Figure 5. PbVIT functions in iron detoxification by reducing the LIP.

(a) The LIP of P. berghei wt and Pbvit⁻ iRBCs analysed by flow cytometry. ΔMFI was determined by evaluating the change in mean fluorescence intensity of PhenGreen-loaded iRBCs (SYTO 61-positive subset), after incubation with 100 μM DFO (ΔMFI=MFI_{DFO treated}−MFI_{DFO untreated}). For each independent experiment, the MFI of Pbvit⁻ iRBCs was normalized to the mean MFI of wt-iRBCs. Shown is a pool of four independent experiments (N=14), **P=0.0028 (unpaired, two-tailed Student's t-test; wt mean±s.e.m.=100±6, Pbvit⁻ mean±s.e.m.=137.1±10). (b) Liver-stage parasite load in HepG2 cells 45 h post infection with P. berghei wt and Pbvit⁻ sporozoites in the absence or presence of FeSO₄ and ascorbic acid in the growth medium, normalized to internal untreated control.
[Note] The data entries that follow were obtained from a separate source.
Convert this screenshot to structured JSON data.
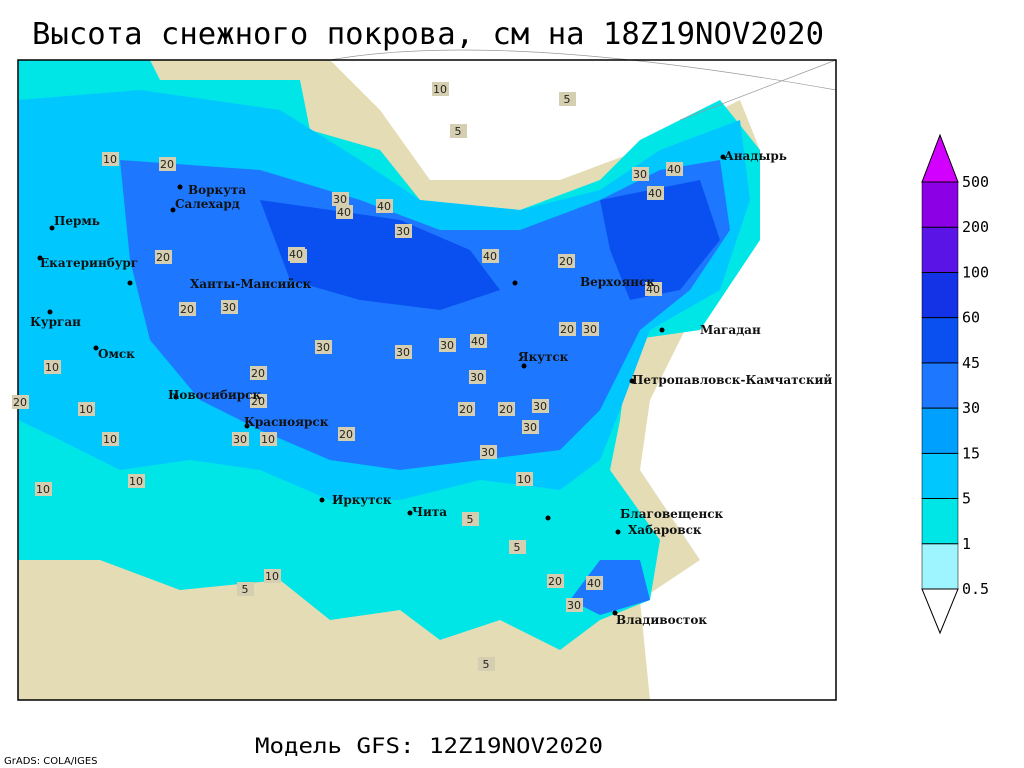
{
  "title": "Высота снежного покрова, см на 18Z19NOV2020",
  "model": "Модель GFS: 12Z19NOV2020",
  "credit": "GrADS: COLA/IGES",
  "colorbar": {
    "levels": [
      0.5,
      1,
      5,
      15,
      30,
      45,
      60,
      100,
      200,
      500
    ],
    "colors": [
      "#ffffff",
      "#9ff5ff",
      "#00e6e6",
      "#00c8ff",
      "#00a0ff",
      "#1e78ff",
      "#0a50f0",
      "#1432e6",
      "#5a14e6",
      "#8c00e6",
      "#d200ff"
    ]
  },
  "cities": [
    "Пермь",
    "Екатеринбург",
    "Ханты-Мансийск",
    "Курган",
    "Омск",
    "Новосибирск",
    "Красноярск",
    "Иркутск",
    "Чита",
    "Благовещенск",
    "Хабаровск",
    "Владивосток",
    "Якутск",
    "Верхоянск",
    "Магадан",
    "Петропавловск-Камчатский",
    "Анадырь",
    "Воркута",
    "Салехард"
  ],
  "contour_labels": [
    10,
    5,
    5,
    10,
    20,
    30,
    40,
    40,
    30,
    40,
    40,
    30,
    40,
    40,
    20,
    20,
    30,
    30,
    30,
    40,
    30,
    20,
    30,
    30,
    20,
    20,
    30,
    10,
    10,
    20,
    10,
    20,
    30,
    20,
    10,
    20,
    30,
    10,
    5,
    5,
    20,
    40,
    30,
    10,
    5,
    40,
    40,
    20,
    10,
    10,
    5,
    30
  ]
}
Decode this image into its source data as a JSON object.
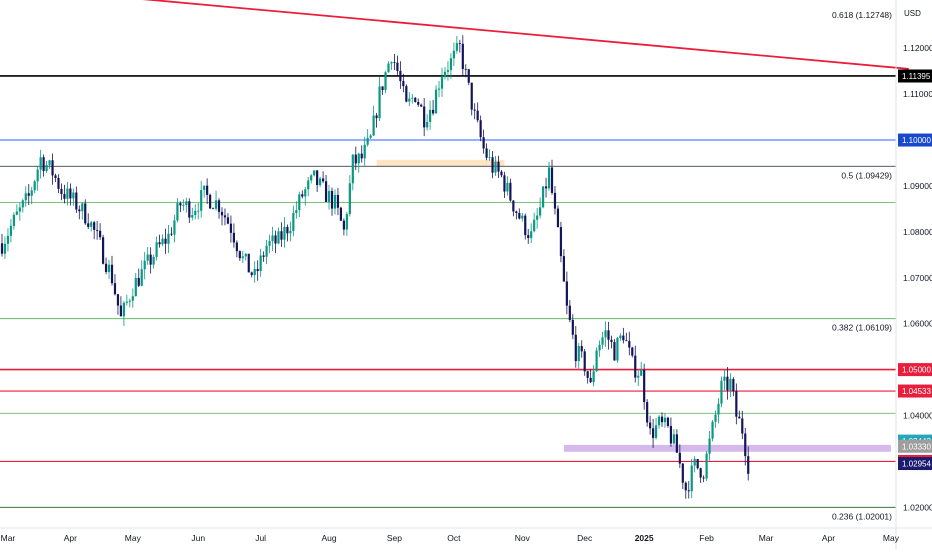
{
  "chart_data": {
    "type": "candlestick",
    "currency": "USD",
    "x_ticks": [
      {
        "label": "Mar",
        "bar": 2
      },
      {
        "label": "Apr",
        "bar": 23
      },
      {
        "label": "May",
        "bar": 44
      },
      {
        "label": "Jun",
        "bar": 66
      },
      {
        "label": "Jul",
        "bar": 87
      },
      {
        "label": "Aug",
        "bar": 110
      },
      {
        "label": "Sep",
        "bar": 132
      },
      {
        "label": "Oct",
        "bar": 152
      },
      {
        "label": "Nov",
        "bar": 175
      },
      {
        "label": "Dec",
        "bar": 196
      },
      {
        "label": "2025",
        "bar": 216,
        "bold": true
      },
      {
        "label": "Feb",
        "bar": 237
      },
      {
        "label": "Mar",
        "bar": 257
      },
      {
        "label": "Apr",
        "bar": 278
      },
      {
        "label": "May",
        "bar": 299
      }
    ],
    "y_ticks": [
      "1.12000",
      "1.11000",
      "1.10000",
      "1.09000",
      "1.08000",
      "1.07000",
      "1.06000",
      "1.04000",
      "1.02000"
    ],
    "ylim": [
      1.0155,
      1.1305
    ],
    "fib_levels": [
      {
        "label": "0.618 (1.12748)",
        "value": 1.12748,
        "show_line": false
      },
      {
        "label": "0.5 (1.09429)",
        "value": 1.09429,
        "show_line": true,
        "color": "#1e222d"
      },
      {
        "label": "0.382 (1.06109)",
        "value": 1.06109,
        "show_line": true,
        "color": "#4caf50"
      },
      {
        "label": "0.236 (1.02001)",
        "value": 1.02001,
        "show_line": true,
        "color": "#1b5e20"
      }
    ],
    "horizontal_lines": [
      {
        "value": 1.11395,
        "color": "#000000",
        "width": 1.6
      },
      {
        "value": 1.1,
        "color": "#2962ff",
        "width": 1
      },
      {
        "value": 1.05,
        "color": "#e91e3c",
        "width": 1.6
      },
      {
        "value": 1.04533,
        "color": "#e91e3c",
        "width": 1.2
      },
      {
        "value": 1.03,
        "color": "#e91e3c",
        "width": 1.2
      },
      {
        "value": 1.0864,
        "color": "#4caf50",
        "width": 0.8
      },
      {
        "value": 1.0405,
        "color": "#4caf50",
        "width": 0.8
      }
    ],
    "price_tags": [
      {
        "label": "1.11395",
        "value": 1.11395,
        "bg": "#000000",
        "fg": "#ffffff"
      },
      {
        "label": "1.10000",
        "value": 1.1,
        "bg": "#1848cc",
        "fg": "#ffffff"
      },
      {
        "label": "1.05000",
        "value": 1.05,
        "bg": "#e91e3c",
        "fg": "#ffffff"
      },
      {
        "label": "1.04533",
        "value": 1.04533,
        "bg": "#e91e3c",
        "fg": "#ffffff"
      },
      {
        "label": "1.03443",
        "value": 1.03443,
        "bg": "#26a6b8",
        "fg": "#ffffff"
      },
      {
        "label": "1.03330",
        "value": 1.0333,
        "bg": "#9e9e9e",
        "fg": "#ffffff"
      },
      {
        "label": "1.03000",
        "value": 1.03,
        "bg": "#e91e3c",
        "fg": "#ffffff"
      },
      {
        "label": "1.02954",
        "value": 1.02954,
        "bg": "#1c1c6e",
        "fg": "#ffffff"
      }
    ],
    "trendline": {
      "start_bar": -2,
      "start_value": 1.1336,
      "end_bar": 305,
      "end_value": 1.1155,
      "color": "#e91e3c"
    },
    "zones": [
      {
        "from_bar": 126,
        "to_bar": 169,
        "low": 1.0943,
        "high": 1.0957,
        "color": "#ffdcb0"
      },
      {
        "from_bar": 189,
        "to_bar": 299,
        "low": 1.0321,
        "high": 1.0336,
        "color": "#c8a2e6"
      }
    ],
    "colors": {
      "up": "#089981",
      "down": "#14145a",
      "axis_text": "#131722",
      "border": "#e0e3eb"
    },
    "anchors": [
      [
        0,
        1.0775
      ],
      [
        5,
        1.0835
      ],
      [
        9,
        1.0875
      ],
      [
        13,
        1.096
      ],
      [
        17,
        1.093
      ],
      [
        20,
        1.089
      ],
      [
        25,
        1.086
      ],
      [
        29,
        1.083
      ],
      [
        33,
        1.077
      ],
      [
        37,
        1.07
      ],
      [
        40,
        1.061
      ],
      [
        44,
        1.068
      ],
      [
        48,
        1.072
      ],
      [
        52,
        1.076
      ],
      [
        56,
        1.079
      ],
      [
        60,
        1.086
      ],
      [
        64,
        1.085
      ],
      [
        68,
        1.088
      ],
      [
        73,
        1.086
      ],
      [
        77,
        1.081
      ],
      [
        81,
        1.074
      ],
      [
        85,
        1.07
      ],
      [
        89,
        1.077
      ],
      [
        93,
        1.078
      ],
      [
        97,
        1.082
      ],
      [
        101,
        1.088
      ],
      [
        105,
        1.0915
      ],
      [
        108,
        1.089
      ],
      [
        112,
        1.086
      ],
      [
        115,
        1.08
      ],
      [
        118,
        1.095
      ],
      [
        121,
        1.096
      ],
      [
        124,
        1.1
      ],
      [
        127,
        1.11
      ],
      [
        131,
        1.119
      ],
      [
        133,
        1.115
      ],
      [
        136,
        1.107
      ],
      [
        139,
        1.11
      ],
      [
        142,
        1.105
      ],
      [
        145,
        1.108
      ],
      [
        148,
        1.115
      ],
      [
        151,
        1.117
      ],
      [
        154,
        1.12
      ],
      [
        156,
        1.114
      ],
      [
        159,
        1.105
      ],
      [
        162,
        1.098
      ],
      [
        165,
        1.094
      ],
      [
        168,
        1.092
      ],
      [
        172,
        1.086
      ],
      [
        175,
        1.082
      ],
      [
        178,
        1.079
      ],
      [
        181,
        1.085
      ],
      [
        184,
        1.093
      ],
      [
        187,
        1.079
      ],
      [
        190,
        1.063
      ],
      [
        193,
        1.054
      ],
      [
        196,
        1.051
      ],
      [
        198,
        1.046
      ],
      [
        200,
        1.055
      ],
      [
        203,
        1.058
      ],
      [
        206,
        1.054
      ],
      [
        209,
        1.058
      ],
      [
        212,
        1.051
      ],
      [
        215,
        1.049
      ],
      [
        218,
        1.036
      ],
      [
        221,
        1.038
      ],
      [
        224,
        1.037
      ],
      [
        227,
        1.032
      ],
      [
        230,
        1.024
      ],
      [
        233,
        1.029
      ],
      [
        236,
        1.028
      ],
      [
        239,
        1.037
      ],
      [
        242,
        1.046
      ],
      [
        245,
        1.047
      ],
      [
        247,
        1.04
      ],
      [
        249,
        1.037
      ],
      [
        251,
        1.0295
      ]
    ]
  }
}
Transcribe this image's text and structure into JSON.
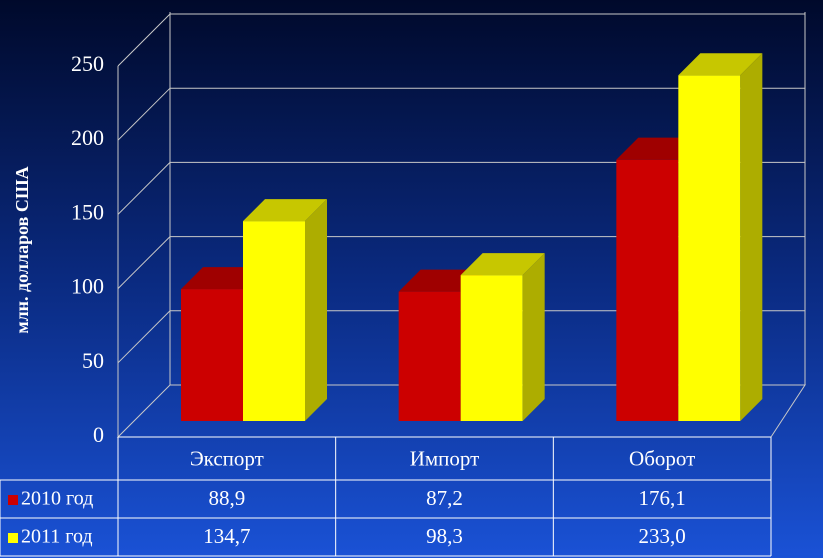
{
  "chart_data": {
    "type": "bar3d",
    "ylabel": "млн. долларов США",
    "categories": [
      "Экспорт",
      "Импорт",
      "Оборот"
    ],
    "series": [
      {
        "name": "2010 год",
        "color": "#cc0000",
        "values": [
          88.9,
          87.2,
          176.1
        ],
        "value_labels": [
          "88,9",
          "87,2",
          "176,1"
        ]
      },
      {
        "name": "2011 год",
        "color": "#ffff00",
        "values": [
          134.7,
          98.3,
          233.0
        ],
        "value_labels": [
          "134,7",
          "98,3",
          "233,0"
        ]
      }
    ],
    "ylim": [
      0,
      250
    ],
    "yticks": [
      0,
      50,
      100,
      150,
      200,
      250
    ],
    "grid": true,
    "data_table": true
  }
}
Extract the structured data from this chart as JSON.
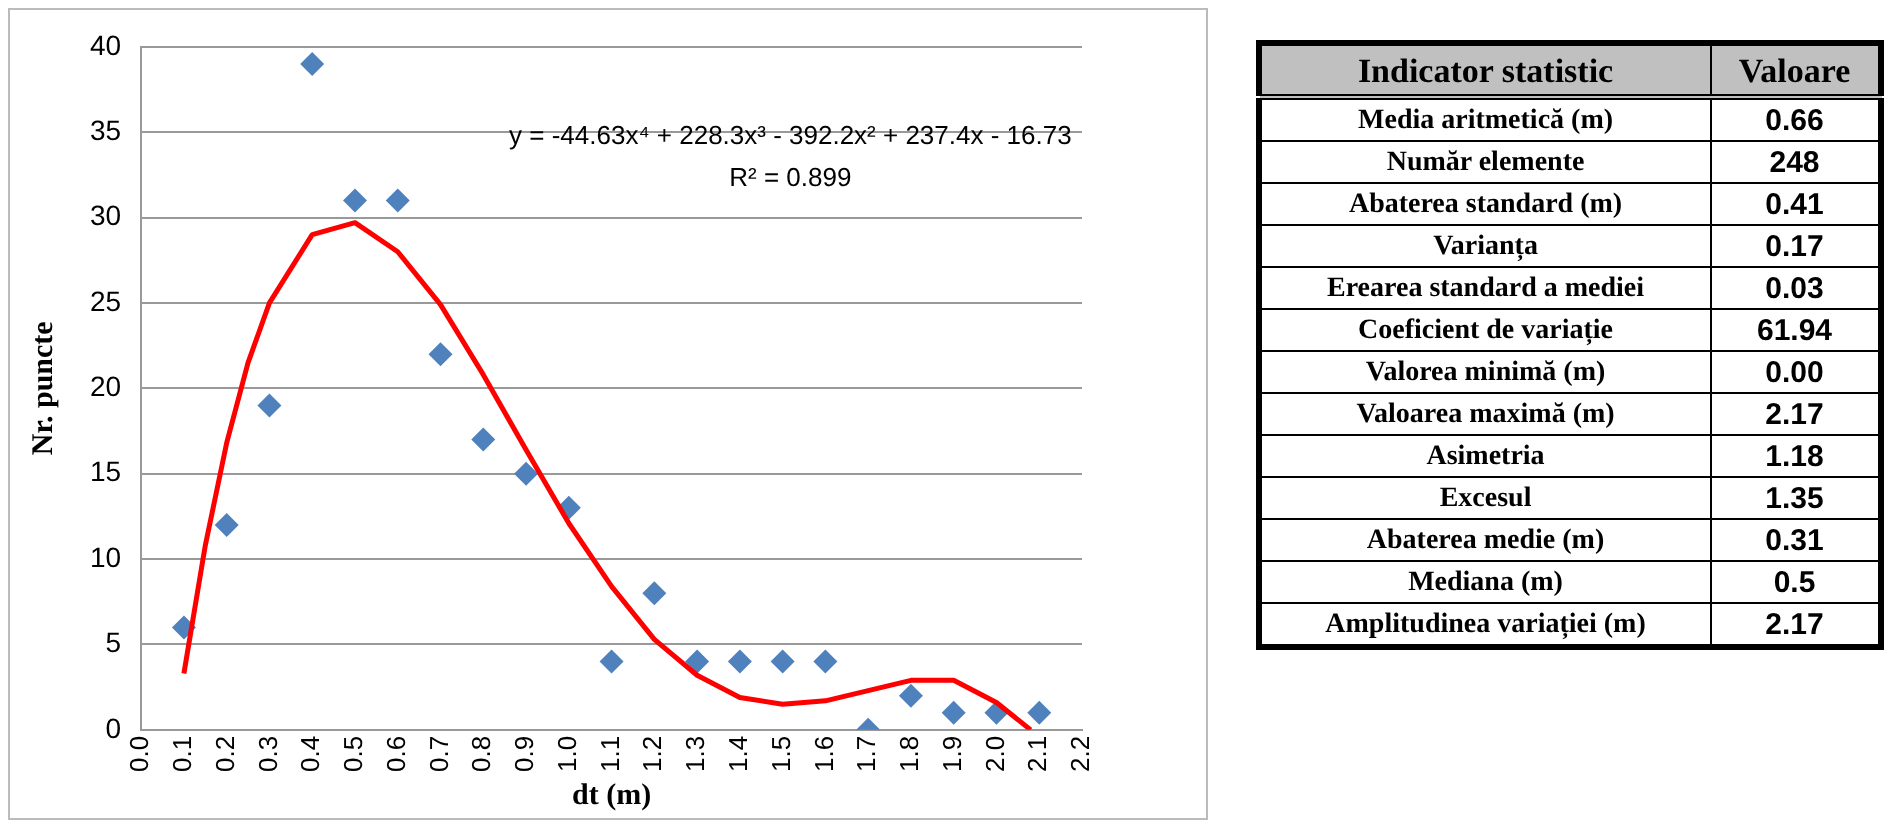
{
  "chart_data": [
    {
      "type": "scatter",
      "xlabel": "dt (m)",
      "ylabel": "Nr. puncte",
      "x": [
        0.1,
        0.2,
        0.3,
        0.4,
        0.5,
        0.6,
        0.7,
        0.8,
        0.9,
        1.0,
        1.1,
        1.2,
        1.3,
        1.4,
        1.5,
        1.6,
        1.7,
        1.8,
        1.9,
        2.0,
        2.1
      ],
      "series": [
        {
          "color": "#4f81bd",
          "marker": "diamond",
          "values": [
            6,
            12,
            19,
            39,
            31,
            31,
            22,
            17,
            15,
            13,
            4,
            8,
            4,
            4,
            4,
            4,
            0,
            2,
            1,
            1,
            1
          ]
        },
        {
          "type": "line",
          "color": "#ff0000",
          "marker": "none",
          "x": [
            0.1,
            0.15,
            0.2,
            0.25,
            0.3,
            0.4,
            0.5,
            0.6,
            0.7,
            0.8,
            0.9,
            1.0,
            1.1,
            1.2,
            1.3,
            1.4,
            1.5,
            1.6,
            1.7,
            1.8,
            1.9,
            2.0,
            2.08
          ],
          "values": [
            3.3,
            10.8,
            16.8,
            21.5,
            25,
            29,
            29.7,
            28,
            24.9,
            20.8,
            16.4,
            12.1,
            8.4,
            5.3,
            3.2,
            1.9,
            1.5,
            1.7,
            2.3,
            2.9,
            2.9,
            1.6,
            0
          ]
        }
      ],
      "xlim": [
        0,
        2.2
      ],
      "xticks": [
        {
          "value": 0,
          "label": "0.0"
        },
        0.1,
        0.2,
        0.3,
        0.4,
        0.5,
        0.6,
        0.7,
        0.8,
        0.9,
        {
          "value": 1,
          "label": "1.0"
        },
        1.1,
        1.2,
        1.3,
        1.4,
        1.5,
        1.6,
        1.7,
        1.8,
        1.9,
        {
          "value": 2,
          "label": "2.0"
        },
        2.1,
        2.2
      ],
      "ylim": [
        0,
        40
      ],
      "yticks": [
        0,
        5,
        10,
        15,
        20,
        25,
        30,
        35,
        40
      ],
      "grid": "y",
      "annotations": [
        "y = -44.63x⁴ + 228.3x³ - 392.2x² + 237.4x - 16.73",
        "R² = 0.899"
      ]
    },
    {
      "type": "other",
      "annotations": [
        "Indicator statistic",
        "Valoare",
        "Media aritmetică (m)",
        "0.66",
        "Număr elemente",
        "248",
        "Abaterea standard (m)",
        "0.41",
        "Varianța",
        "0.17",
        "Erearea standard a mediei",
        "0.03",
        "Coeficient de variație",
        "61.94",
        "Valorea minimă (m)",
        "0.00",
        "Valoarea maximă (m)",
        "2.17",
        "Asimetria",
        "1.18",
        "Excesul",
        "1.35",
        "Abaterea medie (m)",
        "0.31",
        "Mediana (m)",
        "0.5",
        "Amplitudinea variației (m)",
        "2.17"
      ]
    }
  ]
}
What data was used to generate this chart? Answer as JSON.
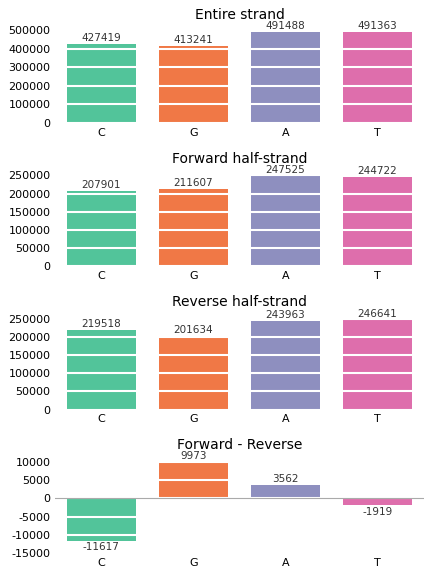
{
  "subplots": [
    {
      "title": "Entire strand",
      "categories": [
        "C",
        "G",
        "A",
        "T"
      ],
      "values": [
        427419,
        413241,
        491488,
        491363
      ],
      "ylim": [
        0,
        530000
      ],
      "yticks": [
        0,
        100000,
        200000,
        300000,
        400000,
        500000
      ]
    },
    {
      "title": "Forward half-strand",
      "categories": [
        "C",
        "G",
        "A",
        "T"
      ],
      "values": [
        207901,
        211607,
        247525,
        244722
      ],
      "ylim": [
        0,
        270000
      ],
      "yticks": [
        0,
        50000,
        100000,
        150000,
        200000,
        250000
      ]
    },
    {
      "title": "Reverse half-strand",
      "categories": [
        "C",
        "G",
        "A",
        "T"
      ],
      "values": [
        219518,
        201634,
        243963,
        246641
      ],
      "ylim": [
        0,
        270000
      ],
      "yticks": [
        0,
        50000,
        100000,
        150000,
        200000,
        250000
      ]
    },
    {
      "title": "Forward - Reverse",
      "categories": [
        "C",
        "G",
        "A",
        "T"
      ],
      "values": [
        -11617,
        9973,
        3562,
        -1919
      ],
      "ylim": [
        -15000,
        12000
      ],
      "yticks": [
        -15000,
        -10000,
        -5000,
        0,
        5000,
        10000
      ]
    }
  ],
  "bar_colors": [
    "#52c49a",
    "#f07846",
    "#8e8fbf",
    "#de6eac"
  ],
  "bar_width": 0.75,
  "bg_color": "#ffffff",
  "grid_color": "white",
  "grid_linewidth": 1.5,
  "label_fontsize": 8,
  "title_fontsize": 10,
  "annotation_fontsize": 7.5
}
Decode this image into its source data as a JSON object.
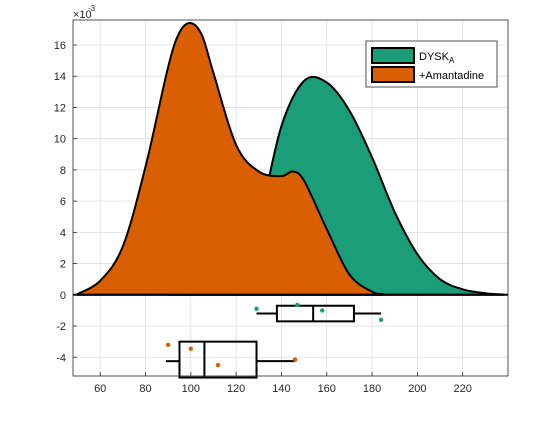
{
  "chart_data": {
    "type": "area",
    "exponent_label": "×10",
    "exponent_power": "-3",
    "xlim": [
      48,
      240
    ],
    "ylim": [
      -5.2,
      17.6
    ],
    "x_ticks": [
      60,
      80,
      100,
      120,
      140,
      160,
      180,
      200,
      220
    ],
    "y_ticks": [
      -4,
      -2,
      0,
      2,
      4,
      6,
      8,
      10,
      12,
      14,
      16
    ],
    "grid": true,
    "legend_position": "top-right",
    "series": [
      {
        "name": "DYSK",
        "name_subscript": "A",
        "color": "#1b9e77",
        "x": [
          90,
          100,
          110,
          120,
          130,
          140,
          150,
          160,
          170,
          180,
          190,
          200,
          210,
          220,
          230,
          238
        ],
        "y": [
          0.05,
          0.2,
          0.6,
          1.6,
          4.8,
          10.8,
          13.7,
          13.6,
          11.8,
          8.8,
          5.3,
          2.6,
          1.0,
          0.35,
          0.1,
          0.02
        ],
        "box": {
          "whisker_low": 129,
          "q1": 138,
          "median": 154,
          "q3": 172,
          "whisker_high": 184
        },
        "points": [
          [
            129,
            -0.9
          ],
          [
            147,
            -0.65
          ],
          [
            158,
            -1.0
          ],
          [
            184,
            -1.6
          ]
        ]
      },
      {
        "name": "+Amantadine",
        "color": "#d95f02",
        "x": [
          50,
          60,
          70,
          80,
          90,
          95,
          100,
          105,
          110,
          120,
          130,
          140,
          145,
          150,
          160,
          170,
          180,
          185
        ],
        "y": [
          0.05,
          0.9,
          3.1,
          8.2,
          14.6,
          16.8,
          17.4,
          16.6,
          14.2,
          9.6,
          7.9,
          7.6,
          7.9,
          7.3,
          4.2,
          1.3,
          0.2,
          0.05
        ],
        "box": {
          "whisker_low": 89,
          "q1": 95,
          "median": 106,
          "q3": 129,
          "whisker_high": 146
        },
        "points": [
          [
            90,
            -3.2
          ],
          [
            100,
            -3.45
          ],
          [
            112,
            -4.5
          ],
          [
            146,
            -4.15
          ]
        ]
      }
    ]
  }
}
Liver stage parasite load was determined by reverse transcription PCR quantification of parasite 18s expression normalized to human hypoxanthine-guanine phosphoribosyltransferase expression (shown is a pool of five independent experiments). (c) Parasite load in HepG2 cells 45 h post infection in the absence or presence of DFO added to the growth medium, determined as in b and normalized to internal untreated control (shown is a pool of five independent experiments). In b and c the asterisks denote significant differences using the two-tailed, unpaired Student's t-test: *P<0.05.